I already have a Paperspace account with a machine built using their fast.ai template (v0.7). I submitted a Paperspace help request a few days ago to ask them if they would have a v1.0 template anytime soon, but they haven’t responded. Anyone have any extra information? Shall I assume that I’ll just need to create a new machine and install fast.ai v1.0 myself? Thanks.

3 Likes

Hey venkat, don’t be afraid :wink: , I am using exactly your XPS15 laptop and have installed dual boot with no problem. But yes, you will have to disable secure boot functionality. I followed mainly this guide (but did not implement everything like making windows harddrive run as a vm in linux): https://github.com/rcasero/doc/wiki/Ubuntu-linux-on-Dell-XPS-15-(9560).
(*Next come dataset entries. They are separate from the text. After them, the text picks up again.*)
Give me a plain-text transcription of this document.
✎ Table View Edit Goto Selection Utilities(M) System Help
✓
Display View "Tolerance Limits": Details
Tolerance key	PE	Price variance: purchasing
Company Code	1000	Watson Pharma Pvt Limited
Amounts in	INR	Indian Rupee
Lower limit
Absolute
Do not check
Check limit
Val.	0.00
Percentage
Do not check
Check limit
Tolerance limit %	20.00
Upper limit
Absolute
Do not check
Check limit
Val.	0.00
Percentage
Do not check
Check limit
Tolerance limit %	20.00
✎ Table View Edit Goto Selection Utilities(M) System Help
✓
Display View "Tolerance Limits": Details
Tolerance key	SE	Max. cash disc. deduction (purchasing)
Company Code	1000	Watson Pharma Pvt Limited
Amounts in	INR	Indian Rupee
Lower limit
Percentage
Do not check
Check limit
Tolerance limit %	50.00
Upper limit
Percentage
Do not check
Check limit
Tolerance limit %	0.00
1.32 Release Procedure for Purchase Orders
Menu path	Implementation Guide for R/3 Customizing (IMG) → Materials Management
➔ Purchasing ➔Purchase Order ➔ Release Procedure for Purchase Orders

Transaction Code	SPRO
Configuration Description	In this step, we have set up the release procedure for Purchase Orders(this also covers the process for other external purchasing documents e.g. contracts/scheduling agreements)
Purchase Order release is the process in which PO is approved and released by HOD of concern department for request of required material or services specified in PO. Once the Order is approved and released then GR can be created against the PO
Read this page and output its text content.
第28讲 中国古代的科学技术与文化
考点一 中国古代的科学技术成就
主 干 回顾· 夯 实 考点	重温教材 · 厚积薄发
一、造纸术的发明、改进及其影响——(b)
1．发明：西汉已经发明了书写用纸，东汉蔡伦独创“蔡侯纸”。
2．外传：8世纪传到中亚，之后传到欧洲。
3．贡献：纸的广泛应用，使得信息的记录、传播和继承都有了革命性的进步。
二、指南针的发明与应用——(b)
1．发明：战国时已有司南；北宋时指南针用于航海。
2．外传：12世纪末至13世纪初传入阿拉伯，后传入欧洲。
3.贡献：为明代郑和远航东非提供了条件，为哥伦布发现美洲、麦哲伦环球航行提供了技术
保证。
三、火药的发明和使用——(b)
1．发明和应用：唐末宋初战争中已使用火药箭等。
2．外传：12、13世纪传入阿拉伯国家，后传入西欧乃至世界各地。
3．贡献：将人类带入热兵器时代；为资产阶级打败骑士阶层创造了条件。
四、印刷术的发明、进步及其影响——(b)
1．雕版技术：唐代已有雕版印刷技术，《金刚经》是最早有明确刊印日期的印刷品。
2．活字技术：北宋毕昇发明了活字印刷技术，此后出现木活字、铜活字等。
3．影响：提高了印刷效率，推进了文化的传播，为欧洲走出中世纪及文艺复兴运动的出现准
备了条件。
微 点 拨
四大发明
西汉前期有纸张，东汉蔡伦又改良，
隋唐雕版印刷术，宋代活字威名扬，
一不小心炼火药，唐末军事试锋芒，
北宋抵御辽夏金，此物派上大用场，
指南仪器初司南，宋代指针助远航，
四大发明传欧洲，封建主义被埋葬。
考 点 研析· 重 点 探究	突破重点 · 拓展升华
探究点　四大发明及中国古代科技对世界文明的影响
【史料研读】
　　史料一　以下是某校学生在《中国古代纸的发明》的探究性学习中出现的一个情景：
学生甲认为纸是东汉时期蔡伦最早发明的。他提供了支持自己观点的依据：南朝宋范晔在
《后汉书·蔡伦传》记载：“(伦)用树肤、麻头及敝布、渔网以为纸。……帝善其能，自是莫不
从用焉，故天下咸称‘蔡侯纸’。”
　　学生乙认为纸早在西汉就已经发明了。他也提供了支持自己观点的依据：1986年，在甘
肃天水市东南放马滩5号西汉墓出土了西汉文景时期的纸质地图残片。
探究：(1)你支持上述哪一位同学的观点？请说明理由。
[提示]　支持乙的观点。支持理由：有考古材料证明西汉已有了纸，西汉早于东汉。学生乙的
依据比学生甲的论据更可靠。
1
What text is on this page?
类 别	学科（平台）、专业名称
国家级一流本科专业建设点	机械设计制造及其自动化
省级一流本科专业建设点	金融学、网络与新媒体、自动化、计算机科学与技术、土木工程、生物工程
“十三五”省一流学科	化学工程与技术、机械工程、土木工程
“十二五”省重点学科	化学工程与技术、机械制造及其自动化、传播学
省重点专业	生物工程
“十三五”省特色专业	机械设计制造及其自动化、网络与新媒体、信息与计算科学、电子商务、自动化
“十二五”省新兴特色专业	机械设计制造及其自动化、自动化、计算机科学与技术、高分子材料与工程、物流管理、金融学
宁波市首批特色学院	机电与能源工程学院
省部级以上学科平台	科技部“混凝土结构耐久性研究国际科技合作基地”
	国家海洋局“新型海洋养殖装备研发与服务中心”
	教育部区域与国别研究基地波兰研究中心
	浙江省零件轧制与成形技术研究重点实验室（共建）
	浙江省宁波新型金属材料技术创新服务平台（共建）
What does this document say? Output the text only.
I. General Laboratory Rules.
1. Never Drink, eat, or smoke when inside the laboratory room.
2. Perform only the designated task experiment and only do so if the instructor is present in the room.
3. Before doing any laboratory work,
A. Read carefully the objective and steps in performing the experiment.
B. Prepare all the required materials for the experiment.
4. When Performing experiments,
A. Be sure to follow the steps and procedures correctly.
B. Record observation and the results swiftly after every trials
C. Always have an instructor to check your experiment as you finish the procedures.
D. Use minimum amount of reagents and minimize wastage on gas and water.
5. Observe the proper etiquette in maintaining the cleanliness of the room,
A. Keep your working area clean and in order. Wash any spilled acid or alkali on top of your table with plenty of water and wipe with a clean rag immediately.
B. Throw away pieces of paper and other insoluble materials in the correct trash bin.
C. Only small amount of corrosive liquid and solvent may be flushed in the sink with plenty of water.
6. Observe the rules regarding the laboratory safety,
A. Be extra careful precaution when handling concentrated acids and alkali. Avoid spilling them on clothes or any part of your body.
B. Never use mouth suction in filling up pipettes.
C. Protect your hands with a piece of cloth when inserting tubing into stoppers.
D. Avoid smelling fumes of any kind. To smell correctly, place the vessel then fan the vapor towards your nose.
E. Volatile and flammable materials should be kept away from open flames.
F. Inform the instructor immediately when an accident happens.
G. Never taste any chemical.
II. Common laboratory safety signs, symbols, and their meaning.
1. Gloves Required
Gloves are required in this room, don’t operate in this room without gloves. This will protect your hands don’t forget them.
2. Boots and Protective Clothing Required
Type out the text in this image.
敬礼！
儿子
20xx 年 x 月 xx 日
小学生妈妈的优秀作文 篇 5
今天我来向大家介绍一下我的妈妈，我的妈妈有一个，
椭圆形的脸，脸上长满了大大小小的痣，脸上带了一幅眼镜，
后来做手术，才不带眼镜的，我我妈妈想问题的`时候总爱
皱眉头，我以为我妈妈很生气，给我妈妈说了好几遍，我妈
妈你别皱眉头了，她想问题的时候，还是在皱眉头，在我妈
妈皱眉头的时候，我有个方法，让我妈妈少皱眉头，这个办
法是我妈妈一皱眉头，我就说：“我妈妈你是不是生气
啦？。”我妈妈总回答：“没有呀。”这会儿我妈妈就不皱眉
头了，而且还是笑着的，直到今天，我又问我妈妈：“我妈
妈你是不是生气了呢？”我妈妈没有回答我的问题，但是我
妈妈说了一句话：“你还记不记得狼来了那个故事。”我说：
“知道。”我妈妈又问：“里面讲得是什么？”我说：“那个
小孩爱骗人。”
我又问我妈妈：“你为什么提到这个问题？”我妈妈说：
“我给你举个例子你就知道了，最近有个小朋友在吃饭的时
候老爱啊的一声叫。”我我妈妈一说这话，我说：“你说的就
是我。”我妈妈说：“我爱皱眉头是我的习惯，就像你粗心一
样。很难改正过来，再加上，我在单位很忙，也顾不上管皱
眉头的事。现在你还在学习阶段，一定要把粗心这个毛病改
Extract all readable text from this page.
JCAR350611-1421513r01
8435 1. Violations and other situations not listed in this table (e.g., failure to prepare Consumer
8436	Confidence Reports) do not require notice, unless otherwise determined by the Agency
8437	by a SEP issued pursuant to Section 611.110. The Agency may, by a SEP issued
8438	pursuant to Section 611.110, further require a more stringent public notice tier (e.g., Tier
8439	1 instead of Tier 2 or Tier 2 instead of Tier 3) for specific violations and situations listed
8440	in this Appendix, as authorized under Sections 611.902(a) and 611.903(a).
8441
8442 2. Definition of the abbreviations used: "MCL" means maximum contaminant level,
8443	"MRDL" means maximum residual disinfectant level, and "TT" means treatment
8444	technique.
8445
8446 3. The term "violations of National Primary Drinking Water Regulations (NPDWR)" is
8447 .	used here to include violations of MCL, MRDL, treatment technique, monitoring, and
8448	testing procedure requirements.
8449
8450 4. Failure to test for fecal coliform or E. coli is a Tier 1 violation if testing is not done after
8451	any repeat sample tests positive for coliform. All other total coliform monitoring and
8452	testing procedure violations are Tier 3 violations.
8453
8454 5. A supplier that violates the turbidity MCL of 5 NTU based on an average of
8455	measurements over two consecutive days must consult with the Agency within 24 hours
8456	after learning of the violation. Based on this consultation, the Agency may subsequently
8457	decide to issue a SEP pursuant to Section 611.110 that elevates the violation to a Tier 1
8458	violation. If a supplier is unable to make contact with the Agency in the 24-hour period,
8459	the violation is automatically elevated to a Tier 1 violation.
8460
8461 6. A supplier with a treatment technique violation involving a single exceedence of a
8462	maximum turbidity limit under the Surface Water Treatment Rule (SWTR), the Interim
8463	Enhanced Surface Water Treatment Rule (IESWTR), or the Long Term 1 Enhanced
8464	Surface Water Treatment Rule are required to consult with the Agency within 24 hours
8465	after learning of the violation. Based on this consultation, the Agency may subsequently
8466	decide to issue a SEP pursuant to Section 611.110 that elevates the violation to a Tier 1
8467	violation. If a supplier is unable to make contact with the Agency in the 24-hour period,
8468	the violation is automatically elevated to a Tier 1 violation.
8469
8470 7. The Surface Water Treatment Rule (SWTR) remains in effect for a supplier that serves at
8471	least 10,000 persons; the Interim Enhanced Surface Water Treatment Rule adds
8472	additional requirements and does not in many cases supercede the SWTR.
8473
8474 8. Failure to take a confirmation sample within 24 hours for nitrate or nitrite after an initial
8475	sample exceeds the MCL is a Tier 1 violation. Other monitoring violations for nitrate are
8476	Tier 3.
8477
The other alternative, if you are not afraid of docker is to use that. So if you are planning on continuing to use windows (which I don’t really, even if it’s still there, switching around is a hassle…), that might be the better alternative, but has it’s own “learning overhead”. But docker on windows works quite fine these days…
There are posts in the forums and dockerfiles and docker containers images with fastai you can use out of the box…

Hello community, does fast.ai v1.x.x has support for running on kaggle competitions so that we can make submissions to particular competition ?

Thanks for the encouragement. :slight_smile: How is the battery management with regard to juggling the on-board and dedicated GPUs?